Coupling and De-coupling the North Korean Missile Program from the Kim Jong-un Reformer Narrative

An essay earlier this year by Fodor Tertitsky, and a recent NewsHour interview with missile specialist Jeffrey Lewis, got me thinking about the nature of the relationship between reform and science/technological advancement in North Korea.

Journalist Judy Woodruff concluded her interview with Lewis by almost incredulously asking, “Does North Korea have its own super smart scientists, or do they steal this technology from abroad?”

This is one very serious problem with framing most of the mainstream media discourse on North Korea: The primary profile of the country shown is the missile and nuclear programmes, meaning that the country and political system primarily exists as a kind of “host state” or shell for the nukes.

Naturally, the North Korean state itself frames its nuclear program precisely opposite: We have a society, and a legacy, and are advancing and “the treasured sword” of our nuclear weapons programme protects that society, legacy, and enables advancement.

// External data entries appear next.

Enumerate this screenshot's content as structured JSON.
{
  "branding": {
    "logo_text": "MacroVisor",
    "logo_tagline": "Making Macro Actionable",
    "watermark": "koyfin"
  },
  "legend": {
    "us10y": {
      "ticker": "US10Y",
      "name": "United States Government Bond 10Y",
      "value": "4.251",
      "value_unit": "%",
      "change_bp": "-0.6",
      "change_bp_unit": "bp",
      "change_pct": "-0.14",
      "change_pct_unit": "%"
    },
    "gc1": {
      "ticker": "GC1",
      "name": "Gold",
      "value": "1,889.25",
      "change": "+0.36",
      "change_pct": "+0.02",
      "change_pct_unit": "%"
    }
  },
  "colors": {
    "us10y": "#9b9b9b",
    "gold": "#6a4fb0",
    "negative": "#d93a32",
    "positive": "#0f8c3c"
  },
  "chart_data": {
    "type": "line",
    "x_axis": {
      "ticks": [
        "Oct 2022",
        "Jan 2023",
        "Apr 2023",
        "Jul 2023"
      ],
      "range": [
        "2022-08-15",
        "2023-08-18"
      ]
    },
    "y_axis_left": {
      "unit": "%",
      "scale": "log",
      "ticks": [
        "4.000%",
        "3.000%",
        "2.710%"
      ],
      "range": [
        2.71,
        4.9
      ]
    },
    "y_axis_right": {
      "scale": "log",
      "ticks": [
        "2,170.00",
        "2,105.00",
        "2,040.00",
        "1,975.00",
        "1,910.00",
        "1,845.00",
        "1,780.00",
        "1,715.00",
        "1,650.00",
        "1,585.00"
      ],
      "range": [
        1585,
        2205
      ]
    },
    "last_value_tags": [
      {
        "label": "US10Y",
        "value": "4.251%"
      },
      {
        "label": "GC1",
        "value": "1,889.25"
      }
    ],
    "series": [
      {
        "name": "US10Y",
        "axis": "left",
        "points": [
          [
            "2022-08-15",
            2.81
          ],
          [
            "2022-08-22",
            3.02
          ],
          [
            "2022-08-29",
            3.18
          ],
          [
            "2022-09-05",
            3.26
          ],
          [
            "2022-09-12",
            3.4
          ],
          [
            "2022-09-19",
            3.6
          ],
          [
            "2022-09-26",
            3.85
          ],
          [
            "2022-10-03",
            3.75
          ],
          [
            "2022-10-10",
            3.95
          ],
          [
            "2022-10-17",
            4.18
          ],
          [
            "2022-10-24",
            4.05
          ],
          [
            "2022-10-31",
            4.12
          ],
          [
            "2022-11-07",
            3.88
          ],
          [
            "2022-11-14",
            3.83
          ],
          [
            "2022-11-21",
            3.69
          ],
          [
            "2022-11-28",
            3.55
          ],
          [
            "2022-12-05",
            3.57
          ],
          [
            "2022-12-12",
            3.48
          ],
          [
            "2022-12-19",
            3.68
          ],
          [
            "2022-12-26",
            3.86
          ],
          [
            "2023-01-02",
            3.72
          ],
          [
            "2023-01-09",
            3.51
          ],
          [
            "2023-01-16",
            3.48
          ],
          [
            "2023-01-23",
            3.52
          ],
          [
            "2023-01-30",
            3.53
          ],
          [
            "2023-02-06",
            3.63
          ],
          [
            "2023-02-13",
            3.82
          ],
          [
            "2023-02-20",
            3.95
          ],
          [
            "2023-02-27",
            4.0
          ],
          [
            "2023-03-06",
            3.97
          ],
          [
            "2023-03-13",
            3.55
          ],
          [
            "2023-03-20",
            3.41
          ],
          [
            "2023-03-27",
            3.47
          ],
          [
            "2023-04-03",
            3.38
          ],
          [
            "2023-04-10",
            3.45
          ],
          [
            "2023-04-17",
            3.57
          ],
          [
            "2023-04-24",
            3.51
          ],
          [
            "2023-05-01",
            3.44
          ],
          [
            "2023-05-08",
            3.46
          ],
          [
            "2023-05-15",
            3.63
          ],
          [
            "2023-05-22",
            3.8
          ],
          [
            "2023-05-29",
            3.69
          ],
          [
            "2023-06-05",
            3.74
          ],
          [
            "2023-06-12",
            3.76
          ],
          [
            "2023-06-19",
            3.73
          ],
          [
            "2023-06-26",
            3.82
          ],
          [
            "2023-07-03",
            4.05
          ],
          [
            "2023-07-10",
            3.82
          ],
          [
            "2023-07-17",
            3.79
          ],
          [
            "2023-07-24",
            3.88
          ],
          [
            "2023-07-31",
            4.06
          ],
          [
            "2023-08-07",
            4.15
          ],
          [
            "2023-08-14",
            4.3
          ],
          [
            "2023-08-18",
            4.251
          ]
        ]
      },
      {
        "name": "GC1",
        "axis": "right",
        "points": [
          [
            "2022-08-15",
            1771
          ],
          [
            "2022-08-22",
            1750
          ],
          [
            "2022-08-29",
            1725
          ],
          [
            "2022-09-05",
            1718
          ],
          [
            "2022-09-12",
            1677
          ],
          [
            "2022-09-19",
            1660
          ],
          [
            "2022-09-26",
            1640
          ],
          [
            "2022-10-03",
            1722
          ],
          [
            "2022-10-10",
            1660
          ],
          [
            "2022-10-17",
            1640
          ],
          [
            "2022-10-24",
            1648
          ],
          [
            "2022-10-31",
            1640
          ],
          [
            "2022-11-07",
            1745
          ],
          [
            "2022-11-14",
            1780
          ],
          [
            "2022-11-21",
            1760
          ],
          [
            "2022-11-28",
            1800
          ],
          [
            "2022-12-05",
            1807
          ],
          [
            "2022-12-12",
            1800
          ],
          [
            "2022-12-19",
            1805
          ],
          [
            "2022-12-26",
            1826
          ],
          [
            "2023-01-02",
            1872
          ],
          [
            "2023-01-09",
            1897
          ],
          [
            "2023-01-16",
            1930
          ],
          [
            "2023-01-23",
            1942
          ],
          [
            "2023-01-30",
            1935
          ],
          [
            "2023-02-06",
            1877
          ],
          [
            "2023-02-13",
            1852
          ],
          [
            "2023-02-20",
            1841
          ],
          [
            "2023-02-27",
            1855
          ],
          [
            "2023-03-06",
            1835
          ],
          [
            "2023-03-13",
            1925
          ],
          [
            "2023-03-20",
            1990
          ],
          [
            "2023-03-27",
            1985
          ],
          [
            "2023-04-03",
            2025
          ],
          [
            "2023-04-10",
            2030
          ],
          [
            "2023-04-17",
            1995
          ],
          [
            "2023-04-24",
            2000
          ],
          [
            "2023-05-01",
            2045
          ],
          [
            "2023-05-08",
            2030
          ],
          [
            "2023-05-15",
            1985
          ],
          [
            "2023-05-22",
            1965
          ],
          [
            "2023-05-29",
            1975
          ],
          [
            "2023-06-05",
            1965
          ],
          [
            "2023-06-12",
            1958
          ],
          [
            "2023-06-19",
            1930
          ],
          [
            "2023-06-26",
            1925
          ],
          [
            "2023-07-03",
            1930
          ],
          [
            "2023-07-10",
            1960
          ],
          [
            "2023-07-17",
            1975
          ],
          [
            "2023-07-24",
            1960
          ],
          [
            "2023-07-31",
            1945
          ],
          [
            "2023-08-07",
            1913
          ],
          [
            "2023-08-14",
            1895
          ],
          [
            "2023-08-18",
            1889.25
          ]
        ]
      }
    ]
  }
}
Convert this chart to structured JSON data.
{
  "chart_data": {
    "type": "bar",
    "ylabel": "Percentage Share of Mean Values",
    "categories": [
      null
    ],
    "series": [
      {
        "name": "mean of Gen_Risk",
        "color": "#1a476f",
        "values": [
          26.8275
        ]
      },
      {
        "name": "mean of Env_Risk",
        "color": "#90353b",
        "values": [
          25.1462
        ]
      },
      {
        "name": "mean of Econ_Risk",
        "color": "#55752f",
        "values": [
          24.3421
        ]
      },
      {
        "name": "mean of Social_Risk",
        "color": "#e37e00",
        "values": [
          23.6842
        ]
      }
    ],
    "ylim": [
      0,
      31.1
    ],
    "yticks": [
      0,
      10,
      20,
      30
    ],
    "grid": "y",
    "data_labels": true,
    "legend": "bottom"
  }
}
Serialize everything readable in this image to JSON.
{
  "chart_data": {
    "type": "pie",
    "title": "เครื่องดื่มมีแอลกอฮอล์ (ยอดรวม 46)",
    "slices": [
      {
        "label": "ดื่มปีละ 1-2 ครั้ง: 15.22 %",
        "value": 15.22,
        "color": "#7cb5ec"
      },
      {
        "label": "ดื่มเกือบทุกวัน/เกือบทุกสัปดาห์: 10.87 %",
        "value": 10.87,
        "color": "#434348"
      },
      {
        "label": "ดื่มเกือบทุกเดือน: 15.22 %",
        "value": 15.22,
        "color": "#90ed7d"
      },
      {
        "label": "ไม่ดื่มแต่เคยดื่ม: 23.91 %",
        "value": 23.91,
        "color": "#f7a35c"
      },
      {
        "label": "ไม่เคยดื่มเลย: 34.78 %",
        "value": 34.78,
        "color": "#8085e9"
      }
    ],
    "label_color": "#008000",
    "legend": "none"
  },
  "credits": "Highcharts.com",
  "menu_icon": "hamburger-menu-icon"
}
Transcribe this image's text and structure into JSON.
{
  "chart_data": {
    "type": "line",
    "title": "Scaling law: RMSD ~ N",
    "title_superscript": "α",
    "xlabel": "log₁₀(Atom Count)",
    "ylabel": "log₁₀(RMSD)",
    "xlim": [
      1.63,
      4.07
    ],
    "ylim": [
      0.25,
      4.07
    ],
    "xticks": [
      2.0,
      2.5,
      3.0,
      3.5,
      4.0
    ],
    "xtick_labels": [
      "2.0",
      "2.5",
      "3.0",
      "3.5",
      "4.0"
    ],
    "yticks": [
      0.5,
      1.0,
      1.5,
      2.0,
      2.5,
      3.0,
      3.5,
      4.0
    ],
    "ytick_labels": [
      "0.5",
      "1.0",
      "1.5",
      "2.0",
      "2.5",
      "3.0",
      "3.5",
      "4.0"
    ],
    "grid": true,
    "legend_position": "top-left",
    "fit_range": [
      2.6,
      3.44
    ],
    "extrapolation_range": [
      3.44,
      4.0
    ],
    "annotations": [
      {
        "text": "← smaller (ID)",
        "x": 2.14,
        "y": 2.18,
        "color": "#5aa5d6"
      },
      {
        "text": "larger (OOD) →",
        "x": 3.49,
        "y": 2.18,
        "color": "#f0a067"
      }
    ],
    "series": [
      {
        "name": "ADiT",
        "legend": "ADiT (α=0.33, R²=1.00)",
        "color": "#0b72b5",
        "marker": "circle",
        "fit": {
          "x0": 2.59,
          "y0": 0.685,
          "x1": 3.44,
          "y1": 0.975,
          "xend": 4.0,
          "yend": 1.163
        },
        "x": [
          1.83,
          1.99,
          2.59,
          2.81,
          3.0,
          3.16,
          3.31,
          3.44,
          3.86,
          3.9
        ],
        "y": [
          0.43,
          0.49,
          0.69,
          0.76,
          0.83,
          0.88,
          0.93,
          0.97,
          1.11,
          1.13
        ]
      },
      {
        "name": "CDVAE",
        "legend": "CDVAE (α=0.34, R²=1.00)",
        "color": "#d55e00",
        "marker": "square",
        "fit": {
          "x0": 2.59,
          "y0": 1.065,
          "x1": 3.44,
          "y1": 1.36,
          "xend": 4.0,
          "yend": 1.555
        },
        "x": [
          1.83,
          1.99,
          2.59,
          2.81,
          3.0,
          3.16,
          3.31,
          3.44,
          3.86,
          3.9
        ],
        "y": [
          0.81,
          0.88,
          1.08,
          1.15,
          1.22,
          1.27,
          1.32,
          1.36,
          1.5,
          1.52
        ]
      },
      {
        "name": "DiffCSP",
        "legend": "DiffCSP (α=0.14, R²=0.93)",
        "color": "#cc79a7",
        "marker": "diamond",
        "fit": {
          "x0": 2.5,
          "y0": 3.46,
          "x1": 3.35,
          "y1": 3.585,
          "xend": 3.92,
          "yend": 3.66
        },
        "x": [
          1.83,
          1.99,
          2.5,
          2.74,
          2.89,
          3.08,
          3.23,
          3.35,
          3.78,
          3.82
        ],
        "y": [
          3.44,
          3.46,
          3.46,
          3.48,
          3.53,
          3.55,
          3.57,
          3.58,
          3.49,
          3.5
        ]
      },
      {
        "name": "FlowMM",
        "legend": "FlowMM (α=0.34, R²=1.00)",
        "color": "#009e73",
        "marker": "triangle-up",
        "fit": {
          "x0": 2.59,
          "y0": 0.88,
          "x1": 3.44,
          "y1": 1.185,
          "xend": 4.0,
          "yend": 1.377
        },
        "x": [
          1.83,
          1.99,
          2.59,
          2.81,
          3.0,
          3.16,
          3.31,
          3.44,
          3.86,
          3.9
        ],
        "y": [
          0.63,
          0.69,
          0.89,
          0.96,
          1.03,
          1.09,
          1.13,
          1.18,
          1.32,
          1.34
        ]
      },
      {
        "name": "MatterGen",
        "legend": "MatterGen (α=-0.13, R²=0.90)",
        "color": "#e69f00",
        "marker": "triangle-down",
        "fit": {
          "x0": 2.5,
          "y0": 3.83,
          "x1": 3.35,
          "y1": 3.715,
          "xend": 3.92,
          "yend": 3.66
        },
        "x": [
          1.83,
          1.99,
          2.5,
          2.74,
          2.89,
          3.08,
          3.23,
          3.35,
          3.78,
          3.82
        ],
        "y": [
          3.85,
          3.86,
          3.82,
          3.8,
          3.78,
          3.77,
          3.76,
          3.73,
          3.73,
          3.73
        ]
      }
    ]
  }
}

Also, what happened to the DPRK’s own assertion that its missiles were mainly for a satellite and space program? A series of data points shows the progression of this artifice over the past five years.

 

Kim Jong-un has personally taken an interest in and driven initiatives like distance education and satellite use for improvement of weather forecasting and farming. (See Kim Jong-un’s field guidance of 11 or 12 June 2014 with Choe Ryong-hae as the key example.) Such trends indicate that DPRK overall political culture and the word of the Supreme Leader is leaning in the appropriate direction for more international collaboration with scientists.

Internal politics of Kim Jong-un and the farmers should go beyond his statements on land use from 2012, since there are indicators that efforts are afoot to modernize some older elements, alongside traditionalist strengthening of elements like the “3 Revolution Work Teams,” communes, the constant bigging up of Kim Il-sung’s 1964 rural theses, and “volunteer” urban labour at planting and harvest times.

Those arguing for scientific engagement with North Korea need to make the argument that foreign interlocutors and aid agencies would somehow strengthen the tendencies toward professionalization within this large spectrum of North Korean approaches to agriculture, even as they strengthen the notions of regime supremacy (i.e. that Kim Jong-un allows for such exchanges to go forward, and thus the goodwill accrues to him rather than the outside agencies footing the bill and doing the labour).